Vatandaşlarımızın sağlık hizmetlerine ulaşımının %100 seviyelerine gelmesi gurur verici

Sağlık hizmetleri alanında yapılan çalışmalar, ülke insanın bu hizmetlere ulaşımını kolaylaştırıyor. Yapılan yatırımlar ve bu yatırımların ülke refahına katkıları ile ilgili görüşlerine başvurduğumuz Güven Sağlık Grubu Yönetim Kurulu Başkanı Nüket Küçükel, gelinen nokta ile ilgili önemli açıklamalarda bulundu.  

TÜSİAD yönetim kurulunda görev alıyorsunuz. Bu çerçevede yapacağınız çalışmalarla ilgili bilgi alabilir miyiz?

Kırk dokuzuncu olağan genel kurulda, yönetim kurulumuz değişti, ben de bu çerçevede yeni yönetimde yer aldım. Zaten yaklaşık iki yıldır da TÜSİAD’da Sağlık Çalışma Grubu Başkanlığı görevini yürütüyordum. TÜSİAD aktif olarak kendi sektörümün bilgisini aktardığım ve severek çalıştığım bir yapıdır. Bu çerçevede yaptığımız önemli bir çalışma var. Yaşlı bakımı turizmi konusunda önemli bir çalışmayı meydana getirdik. Bu çalışmanın Türkiye’de referans belgesi niteliğinde olacağını düşünüyoruz. Önümüzdeki dönem için yönetimde sosyal politikalar konusunda sorumluluk aldım. Bu başlığın altında dört ana bölüm mevcut. Bunlardan birincisi eğitim, ikincisi sağlık, üçüncüsü toplumsal cinsiyet eşitliği, dördüncüsü de istihdam ve sosyal güvenlik.

Çok önemli başlıklar.

Sağlık zaten birçok alanı içinde barındıran bir konudur. Sağlık içinde eğitim, toplumsal cinsiyet eşitliği, istihdam ve sosyal güvenlik gibi alanları kapsar. TÜSİAD dikey anlamda konuları ortaya koyarken, yatay anlamda da konuları birbirleri ile kesiştirerek ortaya bütüncül bir yapı ortaya koyabilmektedir. Bunu yaparken de, tecrübesini, adanmışlığını ortaya koyarak bu çalışmaları meydana getirmektedir.

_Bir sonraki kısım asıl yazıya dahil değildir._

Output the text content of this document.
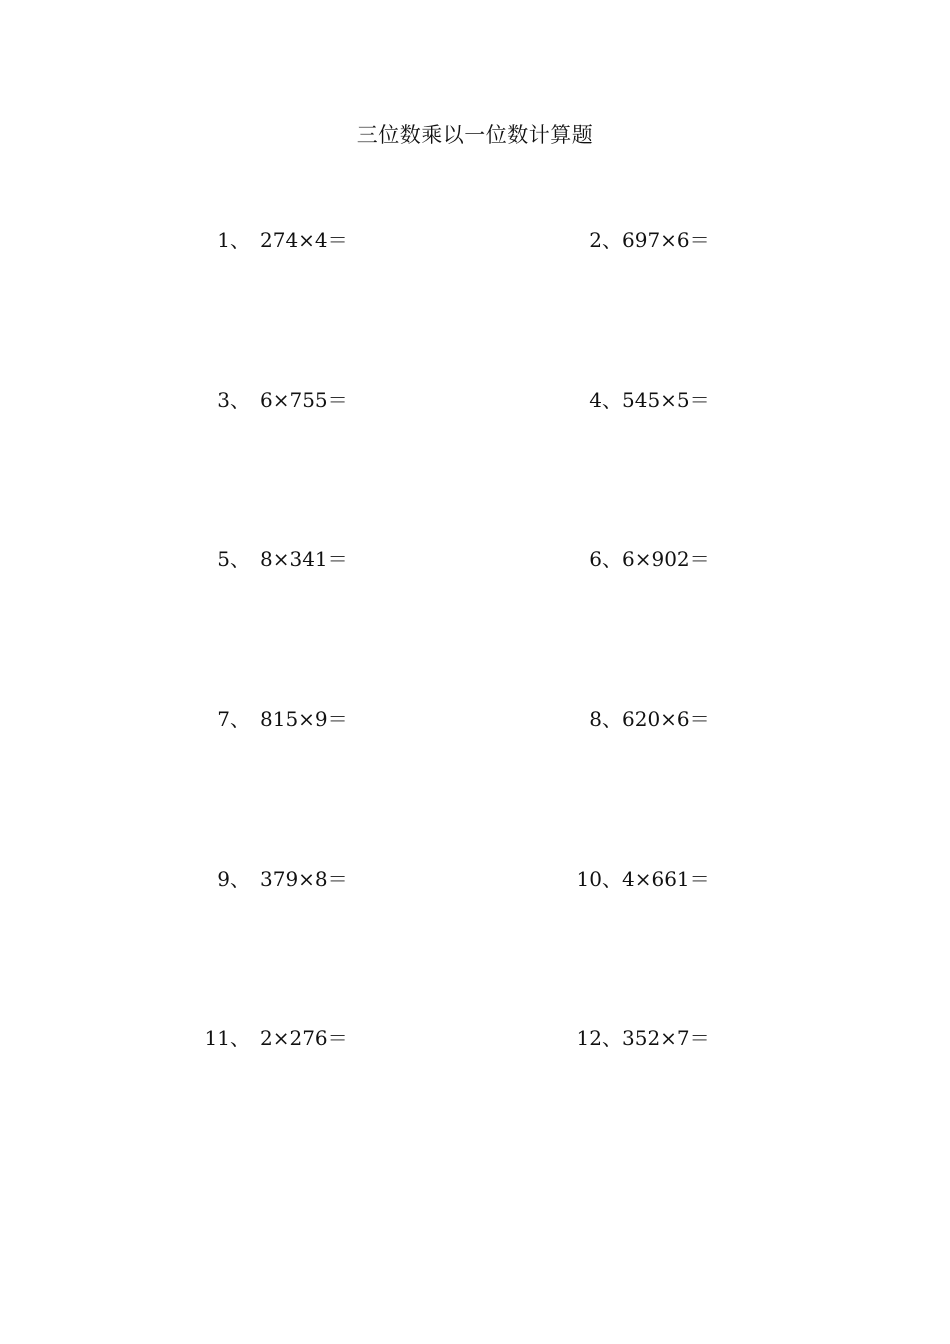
三位数乘以一位数计算题
1、 274×4＝	2、697×6＝
3、 6×755＝	4、545×5＝
5、 8×341＝	6、6×902＝
7、 815×9＝	8、620×6＝
9、 379×8＝	10、4×661＝
11、 2×276＝	12、352×7＝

Başlıklar arasında toplumsal cinsiyet eşitliğine ayrı bir parantez açmakta fayda var. Bu konudaki düşüncelerinizi alabilir miyiz?

Özellikle istihdamda kadın erkek eşitliğinin ekonomik gelişimimizi de göstermesi açısından ayrı bir önem arz ettiğini belirtmekte fayda var. Son gelen verilerde de kadın istihdamında bir azalma olduğu gözlemlenmektedir. Bunun en önemli nedenleri arasında kadının anne kimliğinin öne çıkması olduğunu görüyorsunuz. Annenin bu kimliğini göz önünde bulundurduğumuzda, çocuk bakım ve eğitim kurumlarının yaygınlaştırılmasının olmazsa olmaz olduğunu görüyoruz. Bu eğitim kurumları yaygınlaştığı oranda kadın istihdamı konusunda olumlu gelişmeler olacağı kanaatindeyim.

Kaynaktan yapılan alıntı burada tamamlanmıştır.